The proposal would see the funding of the party decrease by £6m a year which would set the Labour party back a massive £35m over the 5 year parliament. Not only would the TU cuts have a significant impact on the Labour party, cuts would also come in the form of annual affiliation fees and grants, which allows them to be linked to the opposing party.
As with all legislation it had to be scrutinised by the House of Lords before anything can be put into place and it is probable that Labour found some sort of relief at the outcome as they have 327 peers in favour of Labour's proposal to reconsider the bill.
The Lords decided that the bill needed further scrutiny in the commons due to concerns by not only the Labour peers, but also those who support the Conservatives and the Liberal Democrats. The Labour party are already set to face £1.3m annual cuts when the state funding for political parties are reduced and concerns have been raised about how taking funding away from the opposition, when it's argued that they need it the most, could potentially damage democracy within the UK if anything severe were to happen to the Labour party.

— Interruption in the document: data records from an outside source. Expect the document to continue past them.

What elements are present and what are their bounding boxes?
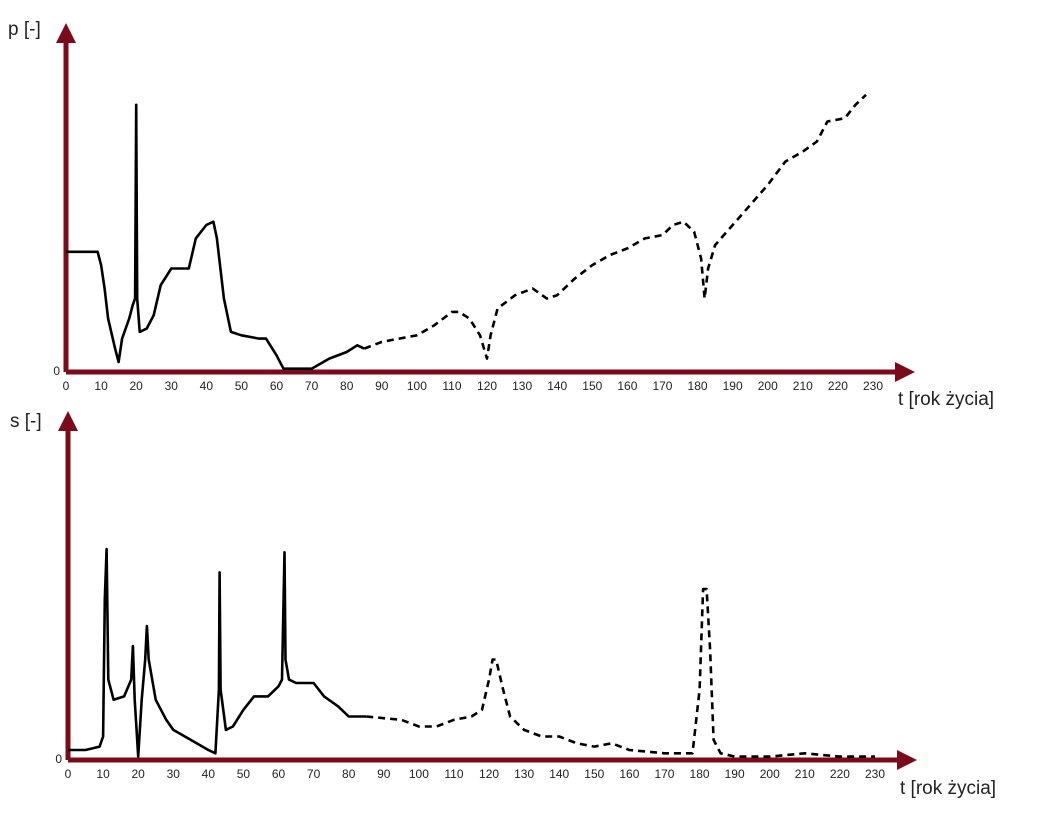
x-tick-label: 90 bbox=[375, 379, 389, 393]
x-tick-label: 10 bbox=[94, 379, 108, 393]
x-tick-label: 230 bbox=[865, 767, 885, 781]
x-tick-label: 120 bbox=[479, 767, 499, 781]
x-tick-label: 70 bbox=[305, 379, 319, 393]
x-tick-label: 110 bbox=[444, 767, 463, 781]
x-tick-label: 170 bbox=[654, 767, 674, 781]
x-tick-label: 40 bbox=[202, 767, 216, 781]
x-tick-label: 50 bbox=[237, 767, 251, 781]
x-tick-label: 150 bbox=[584, 767, 604, 781]
x-tick-label: 80 bbox=[340, 379, 354, 393]
x-tick-label: 60 bbox=[272, 767, 286, 781]
x-axis-label: t [rok życia] bbox=[898, 389, 994, 410]
x-tick-label: 230 bbox=[863, 379, 883, 393]
x-tick-label: 160 bbox=[617, 379, 637, 393]
x-tick-label: 80 bbox=[342, 767, 356, 781]
x-tick-label: 210 bbox=[795, 767, 815, 781]
x-tick-label: 160 bbox=[619, 767, 639, 781]
x-tick-label: 30 bbox=[167, 767, 181, 781]
x-tick-label: 180 bbox=[690, 767, 710, 781]
x-tick-label: 30 bbox=[165, 379, 179, 393]
x-tick-label: 10 bbox=[96, 767, 110, 781]
x-tick-label: 60 bbox=[270, 379, 284, 393]
x-tick-label: 100 bbox=[407, 379, 427, 393]
x-tick-label: 140 bbox=[549, 767, 569, 781]
x-tick-label: 40 bbox=[200, 379, 214, 393]
x-tick-label: 100 bbox=[409, 767, 429, 781]
x-tick-label: 210 bbox=[793, 379, 813, 393]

So why do the Trade Unions still matter in modern day politics and why are the Labour party so reliant on them?
The introduction of trade unionism made it's way into the political world during the economic crises that took place during the 1960's and 1970's in the UK. Since the 1880's, when many Trade Union members joined the Labour Representation Committee (now the Labour party), the partnership between Trade Unions and the Labour party has blossomed due to their shared interest in protecting those who are 'working class' in Britain, thus explaining the funding.
Despite the authority that the Trade Unions has today, even in an age where industry and coal mining is not at the forefront of British worker, the help that the Labour party offers on a political level means that the interest of workers can remain a prevalent issue.
In modern day Britain the trade unions benefit all workers - and not just those in unions, as they work in affiliation with the Labour party to tackle work related issues such as; the conditions and pay of employees by discussion with the employers, the impact of large scale changes such as redundancy and discussing concerns of the members with employers.
Due to the impact that trade unions have on the working world it would not seem plausible for the Conservative party to make such drastic cuts to the funding that the Labour party receives from the trade unions. The 14 Labour- affiliated trade unions can already opt out of automatically funding the party, so should it be the decision of the government to cut funding or should they let the trade unions decide?